M. de Verneuil envoie à son ami Germont, père d’une fille charmante, son fils, jeune homme plein de mérite, mais dont le cerveau est depuis quelque tems dérangé par la lecture des romans, et par l'enthousiasme d’une vieille tante pour les contes bleus. Le jeune chevalier ne rêve que combats à livrer, que châteaux à escalader, que tyrans à pourfendre, que princesses à secourir : bref, l’épée au côté, la lance en arrêt, et nouveau Don Quichotte, il court le monde, menant à sa suite son pesant écuyer, aussi tremblant que Sancho-Pança. Germont, prévenu de l’arrivée et de la folie de Verneuil, l’attend de pied ferme dans son castel, après avoir pris quelques mesures pour le mystifier. Sa fille et sa suivante prennent des rôles ; l’une doit être une princesse abandonnée, l’autre une duègne mécontente ; lui-même se transforme en tyran. Verneuil arrive, reconnoît les lieux, apperçoit un château à tourelles ; il ne doute plus qu’il ne renferme une héroïne, et il fait soudain ses dispositions pour l'attaquer. Une romance bien tendre, bien plaintive, ) chantée par Mlle. Germont, achève de lui tourner la tête ; il n’hésite plus, il veut délivrer la belle. Une duègne sort du château, implore son secours, apperçoit le valet, le trouve de son goût, et s’engage à seconder le chevalier, si son écuyer consent à l'épouser. Ce dernier répugne à s’immoler. La vieille conduit Verneuil dans une tour isolée, et l’enferme sous la clef, jusqu’à ce que l’écuyer ait promis de satisfaire à ses vœux. Le valet souscrit au fatal sacrifice : la porte s'ouvre aussi-tôt, Verneuil sort, et son amante s’offre a ses regards.
Tomber à ses genoux, lui jurer un amour éternel, lui proposer un enlèvement, tout cela est l’affaire d’une minute.
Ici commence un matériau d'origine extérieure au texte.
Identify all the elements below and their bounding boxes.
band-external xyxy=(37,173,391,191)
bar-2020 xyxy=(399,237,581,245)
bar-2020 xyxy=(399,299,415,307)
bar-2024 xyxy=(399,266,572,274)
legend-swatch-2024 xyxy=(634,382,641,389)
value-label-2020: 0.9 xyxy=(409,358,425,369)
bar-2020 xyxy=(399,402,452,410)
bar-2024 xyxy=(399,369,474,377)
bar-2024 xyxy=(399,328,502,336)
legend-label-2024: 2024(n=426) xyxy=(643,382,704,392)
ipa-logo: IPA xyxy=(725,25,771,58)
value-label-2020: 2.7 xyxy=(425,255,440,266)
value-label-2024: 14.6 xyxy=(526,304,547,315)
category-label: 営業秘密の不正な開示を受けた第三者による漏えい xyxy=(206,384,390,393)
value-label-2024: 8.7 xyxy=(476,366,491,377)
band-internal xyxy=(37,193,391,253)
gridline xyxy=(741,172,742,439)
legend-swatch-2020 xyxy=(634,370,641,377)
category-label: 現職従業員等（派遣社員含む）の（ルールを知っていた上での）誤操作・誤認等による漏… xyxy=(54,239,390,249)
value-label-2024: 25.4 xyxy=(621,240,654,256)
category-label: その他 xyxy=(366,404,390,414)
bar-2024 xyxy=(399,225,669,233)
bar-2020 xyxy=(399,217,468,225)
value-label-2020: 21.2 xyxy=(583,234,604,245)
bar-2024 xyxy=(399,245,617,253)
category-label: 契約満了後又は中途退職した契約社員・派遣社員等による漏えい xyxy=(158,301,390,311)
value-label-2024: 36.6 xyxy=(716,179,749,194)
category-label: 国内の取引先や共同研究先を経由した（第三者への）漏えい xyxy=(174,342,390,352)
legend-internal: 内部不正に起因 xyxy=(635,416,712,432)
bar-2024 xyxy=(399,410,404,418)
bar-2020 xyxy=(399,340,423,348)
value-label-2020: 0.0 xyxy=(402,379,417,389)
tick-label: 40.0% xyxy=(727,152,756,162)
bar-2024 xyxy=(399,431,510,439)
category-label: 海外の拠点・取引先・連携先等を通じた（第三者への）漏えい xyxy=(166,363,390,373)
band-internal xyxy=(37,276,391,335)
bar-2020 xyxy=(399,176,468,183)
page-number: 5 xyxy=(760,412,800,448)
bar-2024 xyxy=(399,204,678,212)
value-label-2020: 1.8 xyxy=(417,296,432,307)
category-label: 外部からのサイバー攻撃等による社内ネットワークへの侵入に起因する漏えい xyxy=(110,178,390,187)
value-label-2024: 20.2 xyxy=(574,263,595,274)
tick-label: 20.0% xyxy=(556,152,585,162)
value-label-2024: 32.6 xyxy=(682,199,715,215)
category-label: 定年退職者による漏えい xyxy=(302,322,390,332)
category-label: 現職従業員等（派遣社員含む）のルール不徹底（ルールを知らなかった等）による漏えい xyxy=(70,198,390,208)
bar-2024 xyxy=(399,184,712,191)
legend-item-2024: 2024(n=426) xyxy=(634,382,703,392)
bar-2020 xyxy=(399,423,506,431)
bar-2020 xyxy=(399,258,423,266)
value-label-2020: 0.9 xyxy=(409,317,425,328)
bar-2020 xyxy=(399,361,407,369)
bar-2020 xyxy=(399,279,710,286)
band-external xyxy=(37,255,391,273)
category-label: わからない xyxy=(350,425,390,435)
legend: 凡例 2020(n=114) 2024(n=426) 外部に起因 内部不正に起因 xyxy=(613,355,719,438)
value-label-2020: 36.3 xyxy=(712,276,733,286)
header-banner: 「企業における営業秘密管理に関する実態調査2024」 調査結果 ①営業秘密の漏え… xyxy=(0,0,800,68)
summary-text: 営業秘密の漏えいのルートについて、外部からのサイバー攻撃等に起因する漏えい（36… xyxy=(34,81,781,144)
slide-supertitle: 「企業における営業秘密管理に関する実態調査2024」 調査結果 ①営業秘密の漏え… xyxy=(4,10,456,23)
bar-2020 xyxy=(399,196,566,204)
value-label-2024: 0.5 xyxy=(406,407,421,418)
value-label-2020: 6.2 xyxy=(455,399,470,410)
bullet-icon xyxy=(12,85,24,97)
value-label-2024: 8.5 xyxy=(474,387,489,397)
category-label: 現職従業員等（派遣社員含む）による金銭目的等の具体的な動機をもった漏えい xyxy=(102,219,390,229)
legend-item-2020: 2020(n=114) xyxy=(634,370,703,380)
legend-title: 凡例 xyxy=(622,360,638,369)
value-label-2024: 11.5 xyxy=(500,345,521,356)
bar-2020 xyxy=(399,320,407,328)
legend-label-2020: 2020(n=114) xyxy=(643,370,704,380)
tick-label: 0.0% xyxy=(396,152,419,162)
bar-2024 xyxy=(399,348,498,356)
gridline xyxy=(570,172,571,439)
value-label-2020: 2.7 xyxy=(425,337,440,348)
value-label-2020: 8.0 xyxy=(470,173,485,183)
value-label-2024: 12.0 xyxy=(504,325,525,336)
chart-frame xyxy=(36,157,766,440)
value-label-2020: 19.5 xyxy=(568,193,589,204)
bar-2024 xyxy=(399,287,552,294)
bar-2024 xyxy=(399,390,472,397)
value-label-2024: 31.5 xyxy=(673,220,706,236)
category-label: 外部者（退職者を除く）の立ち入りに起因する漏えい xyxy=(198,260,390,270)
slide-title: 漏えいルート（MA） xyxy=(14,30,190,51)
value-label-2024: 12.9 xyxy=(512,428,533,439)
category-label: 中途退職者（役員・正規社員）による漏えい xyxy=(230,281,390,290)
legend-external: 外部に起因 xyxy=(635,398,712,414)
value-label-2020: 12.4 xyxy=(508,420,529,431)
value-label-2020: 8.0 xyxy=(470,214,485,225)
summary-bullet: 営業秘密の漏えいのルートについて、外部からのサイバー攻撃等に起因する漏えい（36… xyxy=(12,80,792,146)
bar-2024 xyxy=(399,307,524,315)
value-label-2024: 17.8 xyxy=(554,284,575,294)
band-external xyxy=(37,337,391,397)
Mais le papa Germont se présente ; une longue flamberge arme sa main, une riche cuirasse couvre sa poitrine, sa perruque blanche est défendue par un casque étincelant, dont le panache cache mal la bourse qui tombe sur ses épaules. L’écuyer tremble ; Verneuil seul est intrépide ; seul il affronte et le guerrier et les deux soldats qui composent sa garnison : mais après ce beau tapage Germont rit de la mystification, Verneuil reconnoit en lui l’ami de sou père, la princesse redevient à ses yeux Mlle. Germont, et le rajeunissement de la duègne dissipe les frayeurs du valet.
Parmi les morceaux les plus applaudis, on a remarqué particulièrement un duo très-bien chaulé par Mlle. Caroline et par Bosquier-Gavaudan, qui ont d’ailleurs joué avec beaucoup de gaieté, ainsi que MM. Dubois, Aubertin et Joly, et Mlle. Cuisot.
L’auteur des paroles est M. Desaugiers. Celui de la musique a désiré garder l'anonyme.